[SOLVED] Need a bit of help with a simple (?) AI task - file renaming

Hi, I am slowly learning how to use the AI features, and could use some help with a (?) task…
I OCR’d a number of screen captures, and it would be great if I can rename the records to exactly what is in the 1st line. - check the image attached - how to go about it? Thanks!

I’d like the filename to read “1976 Dvukralove Wildlife Park”
(upload://55SJvECOFhoEotNkOiHCF1lzPYz.pdf) (184.4 KB)

Please post screenshots directly in your text.

I think AI is not needed for that kind of task. Something like

  • scan text for regular expression ‘^(.*)$’
  • Set name to ‘\1’

In a smart rule should be enough.

1 Like

Did it, thanks Christian - will try and use your suggestion, thanks!

EDIT: hm, doesn’t seem to be working?
This is the batch action I created, when I apply it, the filename does not change.

Since the screenshot must come from somewhere, there might also exist a possibility to ask the original app for the name of the group/folder/whatever it uses

I think probably not here, Christian, as it is just an Apple capture - if I understand what you are saying.

Using ScriptDebugger Explorer - I can see the following as the ‘plain text’ property of the record:

“1976 Dvurkralove Wildlife Park\n3. November WM: None Design: J. Baláz Perforation: 113/4 x 111/4\nI\n-\ny (l\nCáiMevenókí}\nOOh\nCuddlogngf...”

The first bit, up to the first new line \n is what I want - I think I could write an applescript for that (1), but using regex is fun if I can :slight_smile:

(1) changing the delimiters to “\n” maybe

AS is overkill for that case, as is AI. And if it’s just the screenshot of a folder contents, one could perhaps set up something to capture the folder name?
I mean, if you’re going through your complete collection, automation might be helpful …

1 Like

Ah, no - it will be hundreds of screenshots, taken from online stamp catalogs. As it happens, I adjust the screenshot selection area to start at the stamp set title. But there will be many, many, hence the usefulness of some automation.

Can you think of a js to capture the plain text until the first return / new line?

Easy:

function performsmartrule(records) {
  records.forEach(r => {
    const txt = r.plainText();
    const newName = txt.split('\n')[0];
    r.name = newName;
  })
}

It gets the plain text attribute, splits it at newlines, which gives an array.
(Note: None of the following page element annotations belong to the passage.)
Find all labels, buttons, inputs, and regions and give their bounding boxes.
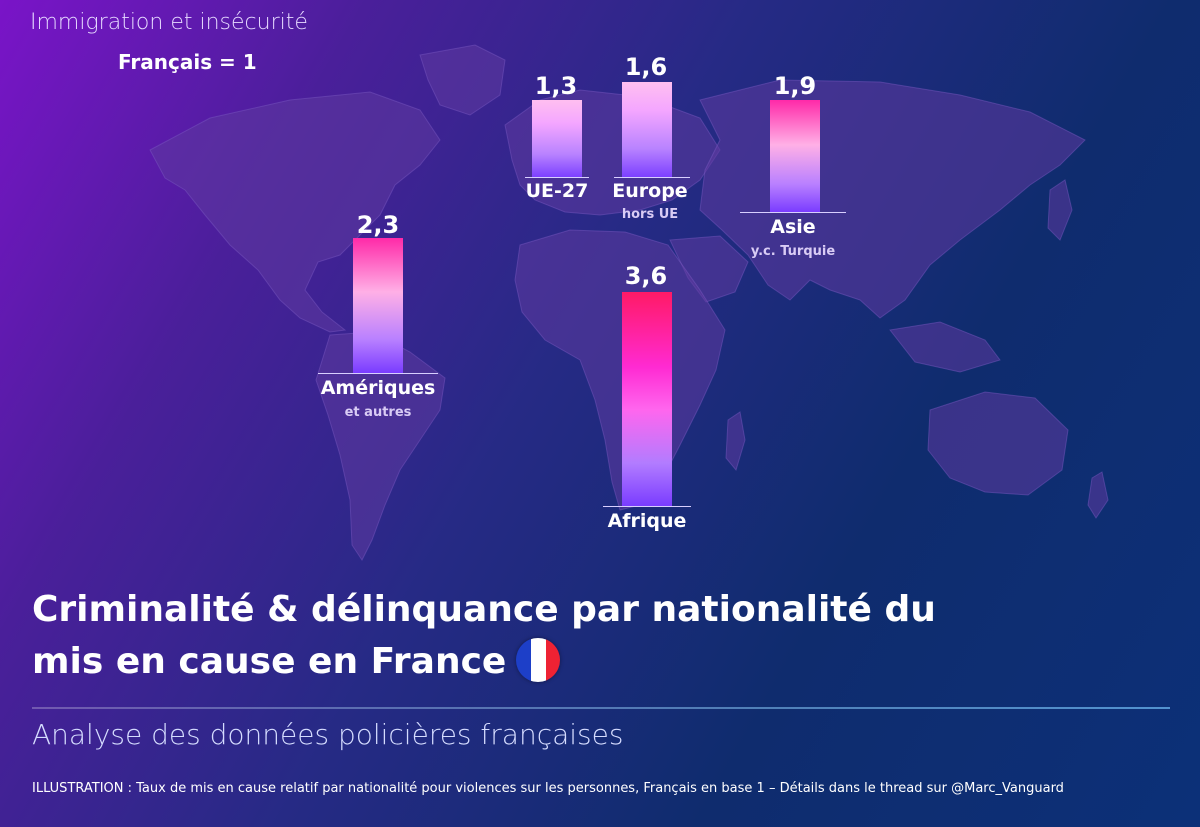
- flag-blue-stripe: [516, 638, 531, 682]
- subtitle: Analyse des données policières française…: [32, 718, 624, 751]
- bar-value-ue27: 1,3: [534, 72, 578, 100]
- flag-white-stripe: [530, 638, 546, 682]
- bar-underline-afrique: [603, 506, 691, 507]
- bar-value-asie: 1,9: [773, 72, 817, 100]
- bar-underline-ameriques: [318, 373, 438, 374]
- bar-ue27: [532, 100, 582, 177]
- bar-sublabel-asie: y.c. Turquie: [750, 244, 836, 259]
- france-flag-icon: [516, 638, 561, 682]
- bar-ameriques: [353, 238, 403, 373]
- bar-value-afrique: 3,6: [624, 262, 668, 290]
- flag-red-stripe: [545, 638, 561, 682]
- bar-asie: [770, 100, 820, 212]
- bar-label-europe: Europe: [612, 180, 688, 202]
- bar-underline-ue27: [525, 177, 589, 178]
- topic-label: Immigration et insécurité: [30, 10, 308, 35]
- bar-label-afrique: Afrique: [607, 510, 687, 532]
- main-title-line1: Criminalité & délinquance par nationalit…: [32, 589, 936, 630]
- bar-europe: [622, 82, 672, 177]
- bar-label-ameriques: Amériques: [320, 377, 436, 399]
- bar-label-ue27: UE-27: [525, 180, 589, 202]
- baseline-note: Français = 1: [118, 50, 257, 74]
- bar-value-europe: 1,6: [624, 53, 668, 81]
- main-title: Criminalité & délinquance par nationalit…: [32, 584, 1132, 688]
- bar-underline-europe: [614, 177, 690, 178]
- footer-note: ILLUSTRATION : Taux de mis en cause rela…: [32, 781, 1064, 796]
- bar-sublabel-europe: hors UE: [621, 207, 679, 222]
- bar-afrique: [622, 292, 672, 506]
- bar-underline-asie: [740, 212, 846, 213]
- bar-value-ameriques: 2,3: [356, 211, 400, 239]
- bar-sublabel-ameriques: et autres: [344, 405, 412, 420]
- main-title-line2-wrap: mis en cause en France: [32, 636, 1132, 688]
- separator-line: [32, 707, 1170, 709]
- bar-label-asie: Asie: [770, 216, 816, 238]
- main-title-line2: mis en cause en France: [32, 641, 507, 682]
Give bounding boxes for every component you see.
It then takes the first element of this array (aka the first line of text) and sets that as the name.

I didn’t try that at all, though. Just wrote it down. So test it on copies of your data first!

3 Likes

Bingo!! thank you so much Christian!!


Let’s hope that the text recognition is reliable…

1 Like

It’s been flawless!!
Already processed 300+ screenshots

Now a curiosity: for screenshots from some stamp catalogs, the stamp set title cannot be cleanly isolated, just because of the web page layout.

In this case, I have been going to the screenshot and cropping the original png - so as to leave the stamp title as first line in the image, before running the OCR.

The default app for png is Preview. But Preview has an annoyance. After cropping, it wants to save a copy somewhere, and invokes the Save Dialog. Of course, you should not save to the internal DEVONthink file where the original lives.

So I switched to opening the pngs with Acorn - and Acorn does replace the original file cleanly.
Then OCR, run chrillek’s script, and done.

The documents are in the Global Inbox?

1 Like

yep.

Ah, I see - it works ok when inside some database. Got it - thanks Jim!

(and, sure, I understand why a record in the Global Inbox cannot and should not itself be modified)

It’s actually an issue specific to Preview and items in the user Library. It harkens back to the same time they made the Library a hidden directory.

1 Like

Got it - thanks Jim

After a little testing, I’m pretty sure the m flag is not enabled by default. In that case ^(.*)$ is too greedy, as ^ and $ don’t refer to the start/end of a line, but the input as a whole.

Instead, ^(.*)\n works. (Everything from start until a newline)

Or (?m)^(.*)$. It’s not necessary here, but it’s nice to be aware of the option. (Only the first match is captured).

Interesting. I tried ^(.*)$ on a PDF with text and it gave me nothing (quite the opposite of “too greedy” :wink: )
Then, ^(.*)\n gave me the first line of the PDF (as you said).

According to the ICU regex documentation, $ should match \000a, which is the character representing \n. OTOH, they describe the effect of the m flag exactly as you do (and regex101.com shows the same behavior).

So, ^(.*)$ works for the OP, but it shouldn’t. Well.

Actually, that regex did not work for me, gave me exactly what it gives you - nada.
But, as your js was so prefectly suited for my needs, I am happy using it in a batch action :slight_smile:

I’ll play with the regex just for fun

thanks troej, I’ll play with that (chrillek’s js is already working perfectly for me, but hey, why stop when the problem is solved :wink: